Note: this function assumes substree to be a strict subset of full_sharding.
Args: - full_sharding: The fully-sharded tree. - subtree: The subtree whose sharding is to be extracted. - prefix_to_remove: The prefix to remove from the subtree’s name to match with the full sharding.
Returns: - The sharding of the subtree.
- utils.sharding_utils.make_fsarray_from_local_slice(local_slice: Array, global_devices: list)[source]#
Create a fully-sharded global device array from local host arrays.
- Parameters:
local_slice – Something convertible to a numpy array (eg also TF tensors)
array. (that is this host's slice of the global)
global_devices – The list of global devices. Needed for consistent ordering.
- Returns:
The global on-device array which consists of all local slices stacked together in the order consistent with the devices.
- utils.sharding_utils.get_local_slice_from_fsarray(global_array: Array)[source]#
Return numpy array for the host-local slice of fully-sharded array.
- Parameters:
global_array – JAX array, globally sharded on devices across hosts (potentially undressable).
- Returns:
NumPy array that holds the part of global_array that is held by the devices on the host that calls this function.

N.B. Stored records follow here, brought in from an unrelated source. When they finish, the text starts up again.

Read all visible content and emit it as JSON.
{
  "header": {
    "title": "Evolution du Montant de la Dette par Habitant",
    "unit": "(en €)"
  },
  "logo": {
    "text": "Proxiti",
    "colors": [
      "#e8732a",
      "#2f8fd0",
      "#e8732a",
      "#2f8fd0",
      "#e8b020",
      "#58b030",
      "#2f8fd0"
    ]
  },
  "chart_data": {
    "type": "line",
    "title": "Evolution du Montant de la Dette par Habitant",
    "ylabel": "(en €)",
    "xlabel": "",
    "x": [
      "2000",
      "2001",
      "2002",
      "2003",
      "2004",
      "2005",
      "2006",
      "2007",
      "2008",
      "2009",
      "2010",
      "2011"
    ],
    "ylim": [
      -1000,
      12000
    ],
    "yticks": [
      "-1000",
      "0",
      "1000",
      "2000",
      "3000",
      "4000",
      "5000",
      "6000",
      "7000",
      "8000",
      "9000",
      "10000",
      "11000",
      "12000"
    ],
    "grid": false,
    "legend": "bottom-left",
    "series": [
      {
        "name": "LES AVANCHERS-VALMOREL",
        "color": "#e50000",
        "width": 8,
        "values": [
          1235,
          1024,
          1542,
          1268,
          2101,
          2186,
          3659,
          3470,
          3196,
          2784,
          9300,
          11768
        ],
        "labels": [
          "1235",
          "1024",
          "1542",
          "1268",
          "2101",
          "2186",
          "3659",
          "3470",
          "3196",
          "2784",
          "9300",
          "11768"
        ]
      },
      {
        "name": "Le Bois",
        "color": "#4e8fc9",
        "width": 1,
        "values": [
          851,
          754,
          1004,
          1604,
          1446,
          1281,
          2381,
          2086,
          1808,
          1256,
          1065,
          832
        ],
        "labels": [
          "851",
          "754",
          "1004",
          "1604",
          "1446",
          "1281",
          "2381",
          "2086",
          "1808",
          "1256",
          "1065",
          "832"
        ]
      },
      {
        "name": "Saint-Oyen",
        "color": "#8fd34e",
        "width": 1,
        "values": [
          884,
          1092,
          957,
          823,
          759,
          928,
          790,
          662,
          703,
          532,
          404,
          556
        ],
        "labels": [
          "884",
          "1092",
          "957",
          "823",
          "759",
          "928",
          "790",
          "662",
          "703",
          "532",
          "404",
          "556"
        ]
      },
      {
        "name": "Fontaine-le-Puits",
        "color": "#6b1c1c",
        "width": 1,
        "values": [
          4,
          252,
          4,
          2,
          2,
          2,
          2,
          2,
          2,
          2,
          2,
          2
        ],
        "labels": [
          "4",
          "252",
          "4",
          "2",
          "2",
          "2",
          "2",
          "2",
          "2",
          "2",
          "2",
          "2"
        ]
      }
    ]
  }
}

- utils.sharding_utils.update_model_sharding(graphdef: GraphDef, loaded_state: State, loaded_rng_state: RngKey, ema: EMA, loaded_ema_state: State, mesh: Mesh, sharding_strategy: list[tuple[str, str]])[source]#
Updates the model sharding for optimizer and EMA state.
- Parameters:
graphdef – The graph definition of the optimizer.

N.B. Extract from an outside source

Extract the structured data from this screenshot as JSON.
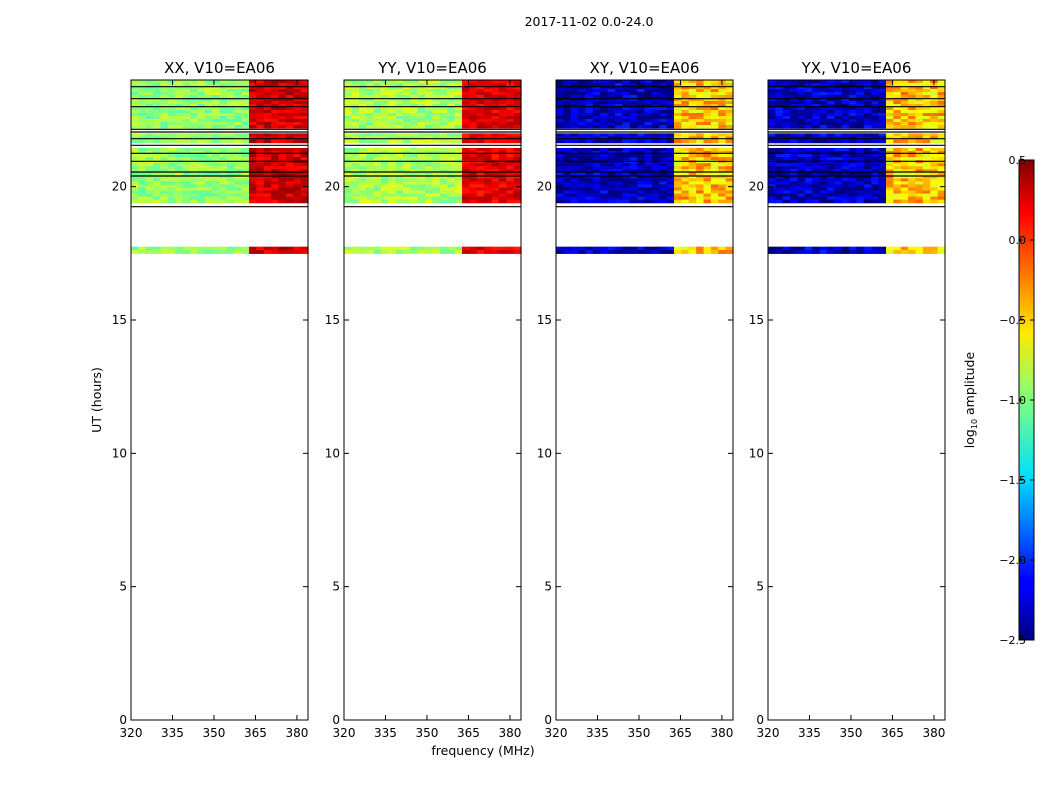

loaded_state – The loaded state of the optimizer.
loaded_rng_state – The loaded rng state of the optimizer.
ema – The EMA object.
loaded_ema_state – The loaded state of the EMA.
mesh – The mesh.
sharding_strategy – The sharding strategy.
- Returns:
The graph definition of the optimizer. state: The resharded state of the optimizer. ema_graphdef: The graph definition of the EMA. ema_state: The resharded state of the EMA. state_sharding: The sharding of the optimizer. ema_state_sharding: The sharding of the EMA.
- Return type:
graphdef
Visualization#
File containing utilities for generating visualization.

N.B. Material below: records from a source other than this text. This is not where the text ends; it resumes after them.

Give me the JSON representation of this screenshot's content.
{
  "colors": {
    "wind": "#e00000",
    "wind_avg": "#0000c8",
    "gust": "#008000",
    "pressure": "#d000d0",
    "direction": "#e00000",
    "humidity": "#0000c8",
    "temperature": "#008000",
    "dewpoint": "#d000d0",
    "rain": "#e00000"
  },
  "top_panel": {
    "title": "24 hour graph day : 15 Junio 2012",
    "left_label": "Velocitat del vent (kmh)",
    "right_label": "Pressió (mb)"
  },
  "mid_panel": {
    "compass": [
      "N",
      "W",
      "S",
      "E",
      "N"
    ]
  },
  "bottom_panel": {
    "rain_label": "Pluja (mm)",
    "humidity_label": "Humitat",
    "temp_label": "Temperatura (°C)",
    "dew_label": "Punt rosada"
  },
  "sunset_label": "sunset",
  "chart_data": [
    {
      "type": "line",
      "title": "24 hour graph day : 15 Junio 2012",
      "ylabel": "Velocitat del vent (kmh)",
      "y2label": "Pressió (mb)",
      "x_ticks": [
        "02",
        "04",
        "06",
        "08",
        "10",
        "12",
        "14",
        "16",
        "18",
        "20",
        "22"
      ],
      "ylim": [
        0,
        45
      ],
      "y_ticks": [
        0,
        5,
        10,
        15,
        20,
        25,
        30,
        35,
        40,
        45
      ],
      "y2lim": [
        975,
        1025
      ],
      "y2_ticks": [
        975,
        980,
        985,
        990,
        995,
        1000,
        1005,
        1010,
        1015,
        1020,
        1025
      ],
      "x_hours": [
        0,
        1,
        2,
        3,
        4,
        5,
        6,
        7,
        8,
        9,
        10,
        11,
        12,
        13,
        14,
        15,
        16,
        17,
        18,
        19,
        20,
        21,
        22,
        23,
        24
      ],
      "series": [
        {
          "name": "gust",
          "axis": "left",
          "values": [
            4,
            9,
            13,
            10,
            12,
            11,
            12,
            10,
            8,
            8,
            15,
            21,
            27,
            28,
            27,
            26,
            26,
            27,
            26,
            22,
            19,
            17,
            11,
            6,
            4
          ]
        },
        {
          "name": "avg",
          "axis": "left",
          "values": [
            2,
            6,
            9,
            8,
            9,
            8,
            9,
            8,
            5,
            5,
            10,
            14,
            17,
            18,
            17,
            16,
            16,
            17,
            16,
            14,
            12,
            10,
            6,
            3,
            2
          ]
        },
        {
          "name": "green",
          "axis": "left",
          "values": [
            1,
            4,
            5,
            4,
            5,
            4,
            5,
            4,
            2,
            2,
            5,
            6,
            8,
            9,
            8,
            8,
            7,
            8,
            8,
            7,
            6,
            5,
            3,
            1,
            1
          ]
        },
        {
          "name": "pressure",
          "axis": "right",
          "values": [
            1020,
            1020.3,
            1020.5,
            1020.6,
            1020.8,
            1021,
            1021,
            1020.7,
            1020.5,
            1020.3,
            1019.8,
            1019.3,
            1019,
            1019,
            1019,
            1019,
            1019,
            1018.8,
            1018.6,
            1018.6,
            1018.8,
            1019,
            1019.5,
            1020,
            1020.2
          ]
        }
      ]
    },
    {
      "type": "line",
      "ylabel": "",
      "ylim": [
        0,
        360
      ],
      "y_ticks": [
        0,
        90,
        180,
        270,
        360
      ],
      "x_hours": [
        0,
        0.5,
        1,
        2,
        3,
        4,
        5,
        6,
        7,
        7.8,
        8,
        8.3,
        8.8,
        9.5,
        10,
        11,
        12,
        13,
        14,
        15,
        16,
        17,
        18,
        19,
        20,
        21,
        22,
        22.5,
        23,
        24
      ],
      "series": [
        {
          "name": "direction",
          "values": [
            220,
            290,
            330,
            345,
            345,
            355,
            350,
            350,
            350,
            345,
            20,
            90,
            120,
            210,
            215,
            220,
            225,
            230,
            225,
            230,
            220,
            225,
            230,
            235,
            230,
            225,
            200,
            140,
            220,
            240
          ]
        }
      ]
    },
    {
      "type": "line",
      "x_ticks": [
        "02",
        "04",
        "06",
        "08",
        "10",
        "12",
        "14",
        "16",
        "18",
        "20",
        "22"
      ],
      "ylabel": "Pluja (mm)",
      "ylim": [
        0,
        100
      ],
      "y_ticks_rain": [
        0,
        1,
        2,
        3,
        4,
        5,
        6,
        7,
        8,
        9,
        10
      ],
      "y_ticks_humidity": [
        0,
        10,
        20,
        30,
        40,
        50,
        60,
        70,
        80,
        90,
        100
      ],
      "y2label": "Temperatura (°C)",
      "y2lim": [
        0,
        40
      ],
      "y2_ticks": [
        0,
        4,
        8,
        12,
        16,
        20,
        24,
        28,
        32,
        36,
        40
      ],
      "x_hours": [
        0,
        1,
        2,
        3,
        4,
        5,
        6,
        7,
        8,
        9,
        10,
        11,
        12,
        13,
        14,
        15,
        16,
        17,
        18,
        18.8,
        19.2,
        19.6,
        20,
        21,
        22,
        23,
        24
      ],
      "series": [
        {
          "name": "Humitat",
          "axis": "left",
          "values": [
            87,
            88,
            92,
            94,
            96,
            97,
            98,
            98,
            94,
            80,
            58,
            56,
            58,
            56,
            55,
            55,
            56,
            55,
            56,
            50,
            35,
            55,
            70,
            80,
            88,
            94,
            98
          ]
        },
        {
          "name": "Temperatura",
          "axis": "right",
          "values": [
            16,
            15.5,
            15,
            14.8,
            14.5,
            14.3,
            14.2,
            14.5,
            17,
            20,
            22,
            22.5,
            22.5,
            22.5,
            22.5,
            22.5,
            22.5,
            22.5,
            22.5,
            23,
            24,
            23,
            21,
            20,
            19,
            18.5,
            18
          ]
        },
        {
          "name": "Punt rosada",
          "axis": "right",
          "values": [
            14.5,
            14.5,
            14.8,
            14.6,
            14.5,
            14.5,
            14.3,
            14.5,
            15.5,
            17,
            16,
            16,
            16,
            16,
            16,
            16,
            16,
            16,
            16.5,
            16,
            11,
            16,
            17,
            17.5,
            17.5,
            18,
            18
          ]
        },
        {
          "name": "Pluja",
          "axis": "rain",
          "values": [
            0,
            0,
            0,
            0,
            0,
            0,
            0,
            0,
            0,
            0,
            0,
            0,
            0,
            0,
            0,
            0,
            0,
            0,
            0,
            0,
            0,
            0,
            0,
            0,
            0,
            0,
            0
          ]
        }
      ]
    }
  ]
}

- utils.visualize.visualize(config: ConfigDict, net: Module, ema_net: Module, encoder: Module, sampler: Samplers, step: int, g_net: Module | None = None, guidance_scale: float | None = None, mesh: Mesh | None = None)[source]#
Generate and log samples from the model.
- Parameters:
config (-) – configuration for the training.
net (-) – nnx.Module, the network for training.
ema_net (-) – nnx.Module, the ema network.
encoder (-) – nnx.Module, the encoder for training.
n (-) – jnp.ndarray, the initial noise.
c (-) – jnp.ndarray, the initial condition.
guidance_scale (-) – float, the guidance weight for the guidance network.
sampler (-) – samplers.Samplers, the sampler for the network.
- utils.visualize.visualize_reconstruction(config: ConfigDict, encoder: Module, x: Array, mesh: Mesh | None = None)[source]#
Reconstruct and log samples from the encoder.
- Parameters:
config (-) – the configuration for the training.
encoder (-) – the encoder for the network.
x (-) – the original samples.
mesh (-) – the mesh for the distributed sampling.